Anyone who has been on, or even around, the Internet for more than a few years knows Godwin's Law: "As a Usenet discussion grows longer, the probability of a comparison involving Nazis or Hitler approaches one." In general, once Godwin's Law has been invoked the chance of getting any useful signal out of the preponderance of noise in the discussion is zero. The practical upshot of this rule is that coherent, critical, rational discussion has a time/space limit, because at some point, people involved in the debate will invoke some comparison which renders further debate moot.
Which brings us to this morning's Washington Post.
Six years later, the Sept. 11 attacks remain the touchstone of American politics, the most powerful force that can be summoned on behalf of an argument even as a nation united in their aftermath today stands divided on their meaning.(The Washington Post is now putting rhyming headlines on its front page, make of it what you will.)
- "9/11 Linked To Iraq, In Politics if Not in Fact"
On Usenet, and the Internet in general, Godwin's Law is used as a reference to a debate in which the sides are merely shouting uselessly at each other, not actually trying to come to some conclusion. It is used derisively and flippantly, as in, "the debate over the significance of the number "42" in Douglas Adams' writing has reached Godwin's Law."
The U.S. is at great risk of "nine-eleven" becoming the Godwin's Law of our national political discussion. Sides are starting to atrophy to where an interpretation of the events of September 11th is not subject to rational discussion, but is being used as a litmus test for ideological purity or agreement. We are fast approaching an inflection point - highlighted by the title of the Washington Post article above - where the facts of 9/11 are being overwhelmingly obscured by the legend of 9/11.
As I see it, there are at least four different interpretations of 9/11 in circulation today.
1. On 9/11, Muslim extremist terrorists attacked America, setting off a clash of civilizations between the Western world and the Middle-East. They attacked us because they fundamentally oppose the values and principals upon which we have built our society. We must fight this battle on all fronts in order to preserve our way of life. This can be seen as the Neo-Conservative Interpretation of events.
2. On 9/11, a handful of alienated and disenfranchised Wahhabist terrorists attacked symbols of America in retaliation for America's perceived imposition of its culture, political system and economic values on traditional Islamic societies. We must bring the instigators of this crime to justice, while developing an understanding of the causes of the wider alienation felt in an effort to mitigate it. This can be seen as the Progressive Interpretation of events.
3. On 9/11, terrorists attacked us. We must get them, because they want to blow up my church and make my wife wear a burkha. This might be seen as the Freeper Interpretation of events.

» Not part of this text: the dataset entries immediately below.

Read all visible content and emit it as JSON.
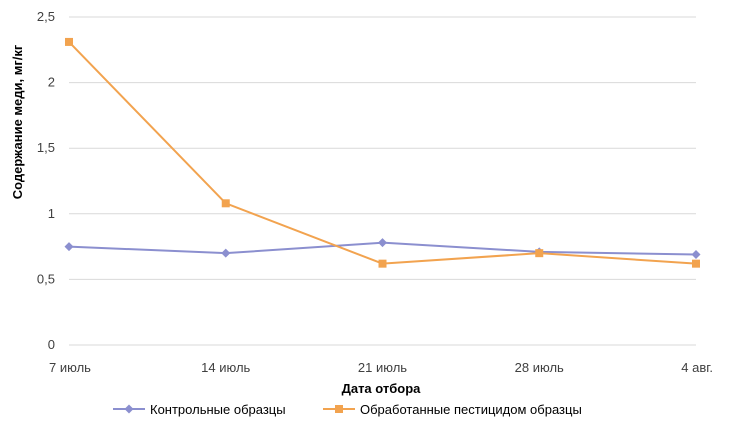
{
  "chart_data": {
    "type": "line",
    "categories": [
      "7 июль",
      "14 июль",
      "21 июль",
      "28 июль",
      "4 авг."
    ],
    "xlabel": "Дата отбора",
    "ylabel": "Содержание меди, мг/кг",
    "ylim": [
      0,
      2.5
    ],
    "yticks": [
      "0",
      "0,5",
      "1",
      "1,5",
      "2",
      "2,5"
    ],
    "grid": true,
    "legend_position": "bottom",
    "series": [
      {
        "name": "Контрольные образцы",
        "values": [
          0.75,
          0.7,
          0.78,
          0.71,
          0.69
        ],
        "color": "#8b8fcf",
        "marker": "diamond"
      },
      {
        "name": "Обработанные пестицидом образцы",
        "values": [
          2.31,
          1.08,
          0.62,
          0.7,
          0.62
        ],
        "color": "#f2a34f",
        "marker": "square"
      }
    ]
  }
}
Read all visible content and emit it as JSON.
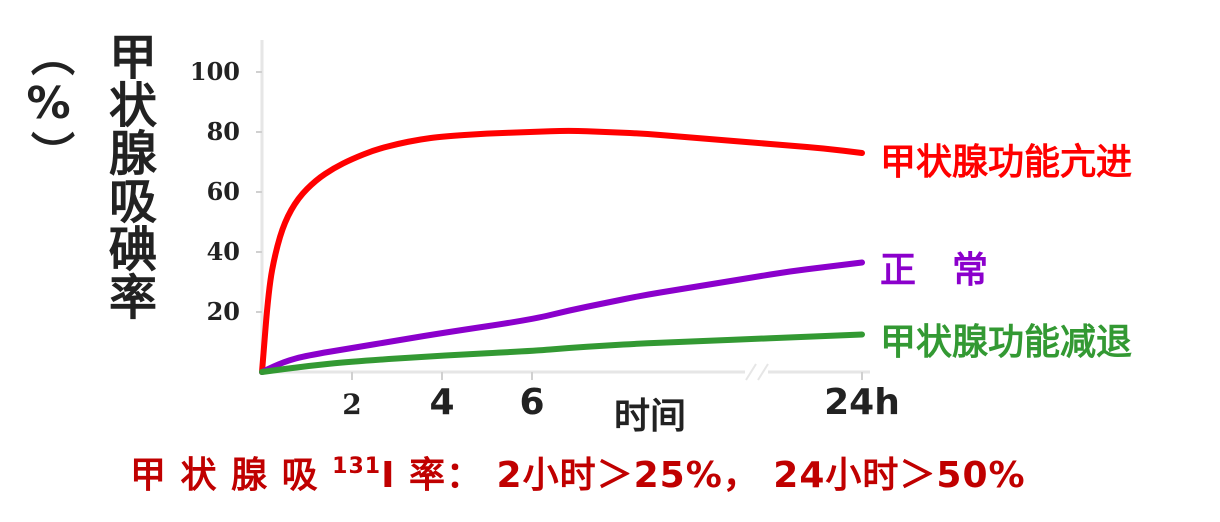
{
  "chart_data": {
    "type": "line",
    "ylabel_unit": "（%）",
    "ylabel": "甲状腺吸碘率",
    "xlabel": "时间",
    "y_ticks": [
      "100",
      "80",
      "60",
      "40",
      "20"
    ],
    "y_tick_values": [
      100,
      80,
      60,
      40,
      20
    ],
    "x_ticks": [
      {
        "label": "2",
        "value": 2
      },
      {
        "label": "4",
        "value": 4
      },
      {
        "label": "6",
        "value": 6
      },
      {
        "label": "24h",
        "value": 24
      }
    ],
    "ylim": [
      0,
      110
    ],
    "axis_break": "between 6 and 24",
    "series": [
      {
        "name": "甲状腺功能亢进",
        "color": "#ff0000",
        "points": [
          [
            0,
            0
          ],
          [
            0.15,
            28
          ],
          [
            0.3,
            40
          ],
          [
            0.5,
            50
          ],
          [
            0.8,
            58
          ],
          [
            1.2,
            64
          ],
          [
            1.6,
            68
          ],
          [
            2,
            71
          ],
          [
            2.5,
            74
          ],
          [
            3,
            76
          ],
          [
            3.5,
            77.5
          ],
          [
            4,
            78.5
          ],
          [
            5,
            79.5
          ],
          [
            6,
            80
          ],
          [
            8,
            80.5
          ],
          [
            10,
            80
          ],
          [
            12,
            79.5
          ],
          [
            14,
            78.5
          ],
          [
            16,
            77.5
          ],
          [
            18,
            76.5
          ],
          [
            20,
            75.5
          ],
          [
            22,
            74.5
          ],
          [
            24,
            73
          ]
        ]
      },
      {
        "name": "正　常",
        "color": "#8b00cc",
        "points": [
          [
            0,
            0
          ],
          [
            0.5,
            3.5
          ],
          [
            1,
            5.5
          ],
          [
            2,
            8
          ],
          [
            3,
            10.5
          ],
          [
            4,
            13
          ],
          [
            6,
            17.5
          ],
          [
            8,
            20.5
          ],
          [
            10,
            23
          ],
          [
            12,
            25.5
          ],
          [
            14,
            27.5
          ],
          [
            16,
            29.5
          ],
          [
            18,
            31.5
          ],
          [
            20,
            33.5
          ],
          [
            22,
            35
          ],
          [
            24,
            36.5
          ]
        ]
      },
      {
        "name": "甲状腺功能减退",
        "color": "#339933",
        "points": [
          [
            0,
            0
          ],
          [
            1,
            2
          ],
          [
            2,
            3.5
          ],
          [
            4,
            5.5
          ],
          [
            6,
            7
          ],
          [
            8,
            8
          ],
          [
            10,
            8.8
          ],
          [
            12,
            9.5
          ],
          [
            14,
            10
          ],
          [
            16,
            10.5
          ],
          [
            18,
            11
          ],
          [
            20,
            11.5
          ],
          [
            22,
            12
          ],
          [
            24,
            12.5
          ]
        ]
      }
    ]
  },
  "footer": {
    "prefix": "甲 状 腺 吸",
    "superscript": "131",
    "suffix": "I 率： 2小时＞25%， 24小时＞50%"
  }
}
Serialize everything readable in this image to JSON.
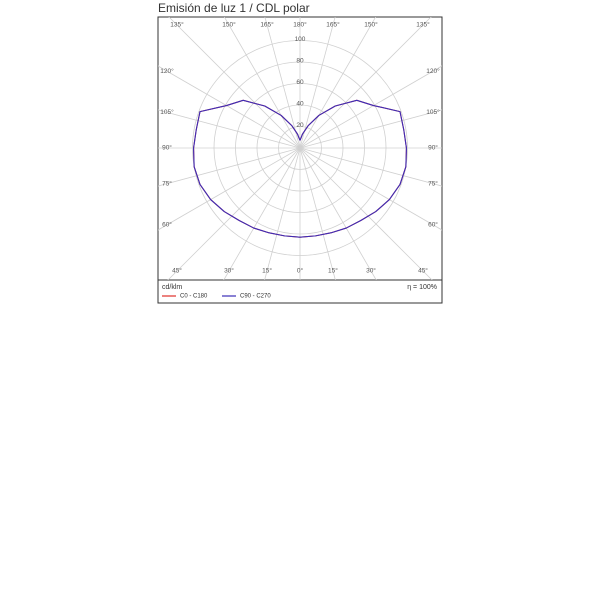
{
  "chart_data": {
    "type": "polar",
    "title": "Emisión de luz 1 / CDL polar",
    "unit_label": "cd/klm",
    "efficiency_label": "η = 100%",
    "x": [
      -180,
      -170,
      -160,
      -150,
      -140,
      -130,
      -120,
      -110,
      -100,
      -90,
      -80,
      -70,
      -60,
      -50,
      -40,
      -30,
      -20,
      -10,
      0,
      10,
      20,
      30,
      40,
      50,
      60,
      70,
      80,
      90,
      100,
      110,
      120,
      130,
      140,
      150,
      160,
      170,
      180
    ],
    "series": [
      {
        "name": "C0 - C180",
        "color": "#e0302a",
        "values": [
          7,
          13,
          22,
          35,
          51,
          69,
          79,
          99,
          98,
          99,
          100,
          99,
          96,
          92,
          88,
          86,
          84,
          83,
          83,
          83,
          84,
          86,
          88,
          92,
          96,
          99,
          100,
          99,
          98,
          99,
          79,
          69,
          51,
          35,
          22,
          13,
          7
        ]
      },
      {
        "name": "C90 - C270",
        "color": "#3b2db8",
        "values": [
          7,
          13,
          22,
          35,
          51,
          69,
          79,
          99,
          98,
          99,
          100,
          99,
          96,
          92,
          88,
          86,
          84,
          83,
          83,
          83,
          84,
          86,
          88,
          92,
          96,
          99,
          100,
          99,
          98,
          99,
          79,
          69,
          51,
          35,
          22,
          13,
          7
        ]
      }
    ],
    "rlim": [
      0,
      100
    ],
    "rticks": [
      20,
      40,
      60,
      80,
      100
    ],
    "angle_ticks": [
      {
        "value": -165,
        "label": "165°"
      },
      {
        "value": -150,
        "label": "150°"
      },
      {
        "value": -135,
        "label": "135°"
      },
      {
        "value": -120,
        "label": "120°"
      },
      {
        "value": -105,
        "label": "105°"
      },
      {
        "value": -90,
        "label": "90°"
      },
      {
        "value": -75,
        "label": "75°"
      },
      {
        "value": -60,
        "label": "60°"
      },
      {
        "value": -45,
        "label": "45°"
      },
      {
        "value": -30,
        "label": "30°"
      },
      {
        "value": -15,
        "label": "15°"
      },
      {
        "value": 0,
        "label": "0°"
      },
      {
        "value": 15,
        "label": "15°"
      },
      {
        "value": 30,
        "label": "30°"
      },
      {
        "value": 45,
        "label": "45°"
      },
      {
        "value": 60,
        "label": "60°"
      },
      {
        "value": 75,
        "label": "75°"
      },
      {
        "value": 90,
        "label": "90°"
      },
      {
        "value": 105,
        "label": "105°"
      },
      {
        "value": 120,
        "label": "120°"
      },
      {
        "value": 135,
        "label": "135°"
      },
      {
        "value": 150,
        "label": "150°"
      },
      {
        "value": 165,
        "label": "165°"
      },
      {
        "value": 180,
        "label": "180°"
      }
    ],
    "grid": true
  }
}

4. On 9/11, the CIA drove planes into buildings and then destroyed the twin towers in a controlled demolition. This was done to prop up oil prices and push the country to war to increase profits for the military-industrial complex. We must expose this plot and indict the traitors in the halls of power. This could be called the Tin-Foil Hat Interpretation of events.
Each interpretation of events drives different policy actions. Each interpretation yields radically different outcomes for our polity and it's wider role in the world and in the lives of American citizens. And perhaps most distressingly, each is mutually exclusive of the others, or nearly so.
This post does little to solve the interpretation problem, other than to illuminate it. It is merely a warning that we must redouble our efforts too listen to each other, and seek consensus, lest we irrevocably doom our children to misunderstanding and perhaps lead them to misinformed decisions about our grandchildren's future.
Our national debate will be fundamentally diminished if the day arrives when "Nine-Eleven" is the end of the discussion, instead of the beginning.